Gradient dynamics in reinforcement learning

TL;DR

This paper analyzes the dynamics of policy gradient algorithms in reinforcement learning, revealing how learning rate influences landscape smoothing and proposing a physics-inspired perspective for optimization.

Contribution

It introduces a drift-diffusion model for policy gradient dynamics and maps non-convex RL problems to disordered systems, linking learning rate to effective temperature.

Findings

Policy gradient dynamics follow a drift-diffusion process.

Learning rate acts as an effective temperature smoothing landscapes.

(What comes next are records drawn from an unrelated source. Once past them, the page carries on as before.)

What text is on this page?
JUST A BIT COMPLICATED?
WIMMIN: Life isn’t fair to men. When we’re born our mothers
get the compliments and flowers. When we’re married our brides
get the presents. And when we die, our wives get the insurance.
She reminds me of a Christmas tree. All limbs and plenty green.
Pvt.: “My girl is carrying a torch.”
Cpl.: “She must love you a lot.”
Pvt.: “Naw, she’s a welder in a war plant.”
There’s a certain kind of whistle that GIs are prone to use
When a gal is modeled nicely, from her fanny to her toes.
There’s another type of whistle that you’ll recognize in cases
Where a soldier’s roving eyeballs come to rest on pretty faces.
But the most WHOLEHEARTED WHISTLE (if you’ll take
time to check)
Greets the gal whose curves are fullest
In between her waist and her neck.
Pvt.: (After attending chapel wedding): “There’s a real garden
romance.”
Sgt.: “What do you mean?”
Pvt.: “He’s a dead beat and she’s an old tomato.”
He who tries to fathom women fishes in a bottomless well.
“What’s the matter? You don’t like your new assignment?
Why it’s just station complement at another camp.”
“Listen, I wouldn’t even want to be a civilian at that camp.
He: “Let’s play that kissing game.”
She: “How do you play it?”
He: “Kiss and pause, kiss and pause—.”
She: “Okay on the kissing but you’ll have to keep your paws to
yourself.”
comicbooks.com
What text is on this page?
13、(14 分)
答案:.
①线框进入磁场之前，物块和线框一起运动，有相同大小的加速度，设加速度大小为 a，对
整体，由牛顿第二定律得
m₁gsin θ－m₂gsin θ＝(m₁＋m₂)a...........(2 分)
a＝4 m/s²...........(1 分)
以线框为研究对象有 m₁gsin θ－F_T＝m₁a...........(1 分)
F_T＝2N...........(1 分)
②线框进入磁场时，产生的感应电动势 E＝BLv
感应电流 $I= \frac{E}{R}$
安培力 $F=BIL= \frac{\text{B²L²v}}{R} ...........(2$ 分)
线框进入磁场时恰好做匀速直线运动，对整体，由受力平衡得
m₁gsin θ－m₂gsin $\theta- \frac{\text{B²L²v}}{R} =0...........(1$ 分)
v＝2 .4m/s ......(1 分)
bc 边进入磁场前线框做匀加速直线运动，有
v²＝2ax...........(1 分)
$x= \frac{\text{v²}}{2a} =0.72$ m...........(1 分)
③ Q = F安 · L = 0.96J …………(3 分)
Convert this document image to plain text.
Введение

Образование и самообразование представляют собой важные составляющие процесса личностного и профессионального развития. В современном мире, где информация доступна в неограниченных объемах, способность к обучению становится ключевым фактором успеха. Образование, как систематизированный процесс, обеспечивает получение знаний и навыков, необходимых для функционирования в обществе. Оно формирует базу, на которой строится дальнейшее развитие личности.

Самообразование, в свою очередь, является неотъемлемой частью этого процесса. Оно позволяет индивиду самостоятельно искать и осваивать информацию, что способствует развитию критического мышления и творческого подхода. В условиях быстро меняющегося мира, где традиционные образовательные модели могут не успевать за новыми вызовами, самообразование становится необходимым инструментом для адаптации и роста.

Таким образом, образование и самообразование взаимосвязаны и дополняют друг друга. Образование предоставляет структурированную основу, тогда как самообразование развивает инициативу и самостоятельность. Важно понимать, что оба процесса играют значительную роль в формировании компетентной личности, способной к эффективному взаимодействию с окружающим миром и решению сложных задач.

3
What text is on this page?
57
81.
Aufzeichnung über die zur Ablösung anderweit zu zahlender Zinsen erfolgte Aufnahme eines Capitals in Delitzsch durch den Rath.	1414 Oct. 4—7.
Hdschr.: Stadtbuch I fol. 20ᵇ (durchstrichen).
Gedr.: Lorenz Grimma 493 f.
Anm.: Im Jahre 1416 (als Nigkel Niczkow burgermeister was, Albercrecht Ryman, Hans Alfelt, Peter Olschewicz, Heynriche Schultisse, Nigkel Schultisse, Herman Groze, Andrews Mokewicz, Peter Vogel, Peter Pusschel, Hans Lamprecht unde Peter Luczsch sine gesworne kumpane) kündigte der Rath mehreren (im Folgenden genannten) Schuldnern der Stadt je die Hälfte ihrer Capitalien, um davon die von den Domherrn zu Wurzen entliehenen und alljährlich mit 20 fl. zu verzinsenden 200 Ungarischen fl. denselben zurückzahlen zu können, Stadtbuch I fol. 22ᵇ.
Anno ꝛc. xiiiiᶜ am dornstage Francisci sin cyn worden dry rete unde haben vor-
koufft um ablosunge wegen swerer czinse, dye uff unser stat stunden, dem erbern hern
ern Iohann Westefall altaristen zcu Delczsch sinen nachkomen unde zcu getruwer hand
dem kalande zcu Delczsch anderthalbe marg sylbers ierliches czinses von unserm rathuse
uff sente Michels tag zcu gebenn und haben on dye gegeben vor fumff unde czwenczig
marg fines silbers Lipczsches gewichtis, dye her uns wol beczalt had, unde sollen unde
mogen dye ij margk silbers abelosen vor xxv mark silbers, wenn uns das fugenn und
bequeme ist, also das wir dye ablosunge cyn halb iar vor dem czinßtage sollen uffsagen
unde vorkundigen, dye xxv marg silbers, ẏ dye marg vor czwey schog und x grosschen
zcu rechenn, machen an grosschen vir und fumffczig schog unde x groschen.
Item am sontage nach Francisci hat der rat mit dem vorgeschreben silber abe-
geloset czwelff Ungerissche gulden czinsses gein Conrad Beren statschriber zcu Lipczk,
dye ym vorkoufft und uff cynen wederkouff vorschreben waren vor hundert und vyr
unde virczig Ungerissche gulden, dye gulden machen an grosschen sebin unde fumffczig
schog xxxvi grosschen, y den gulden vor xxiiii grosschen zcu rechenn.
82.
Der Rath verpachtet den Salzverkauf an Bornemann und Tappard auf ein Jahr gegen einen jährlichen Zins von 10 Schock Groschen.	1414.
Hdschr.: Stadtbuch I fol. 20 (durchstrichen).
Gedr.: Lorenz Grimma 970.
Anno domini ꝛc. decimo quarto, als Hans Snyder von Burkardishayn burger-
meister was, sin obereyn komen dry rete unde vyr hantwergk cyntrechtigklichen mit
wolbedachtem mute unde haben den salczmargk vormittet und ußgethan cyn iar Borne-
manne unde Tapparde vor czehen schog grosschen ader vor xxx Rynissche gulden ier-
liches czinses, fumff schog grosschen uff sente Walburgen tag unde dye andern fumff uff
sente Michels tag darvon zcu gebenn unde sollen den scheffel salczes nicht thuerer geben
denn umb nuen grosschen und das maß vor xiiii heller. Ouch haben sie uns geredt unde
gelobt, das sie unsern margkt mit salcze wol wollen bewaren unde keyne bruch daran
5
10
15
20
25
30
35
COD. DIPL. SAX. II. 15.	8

Mapping RL to disordered systems suggests new optimization strategies.

Abstract

Despite the success achieved by the analysis of supervised learning algorithms in the framework of statistical mechanics, reinforcement learning has remained largely untouched. Here we move towards closing the gap by analyzing the dynamics of the policy gradient algorithm. For a convex problem, we show that it obeys a drift-diffusion motion with coeffcients tuned by learning rate. Furthermore, we propose a mapping between a non-convex reinforcement learning problem and a disordered system. This mapping enables us to show how the learning rate acts as an effective temperature and thus is capable of smoothing rough landscapes, corroborating what is displayed by the drift-diffusive description and paving the way for physics-inspired algorithmic optimization based on annealing procedures in disordered systems.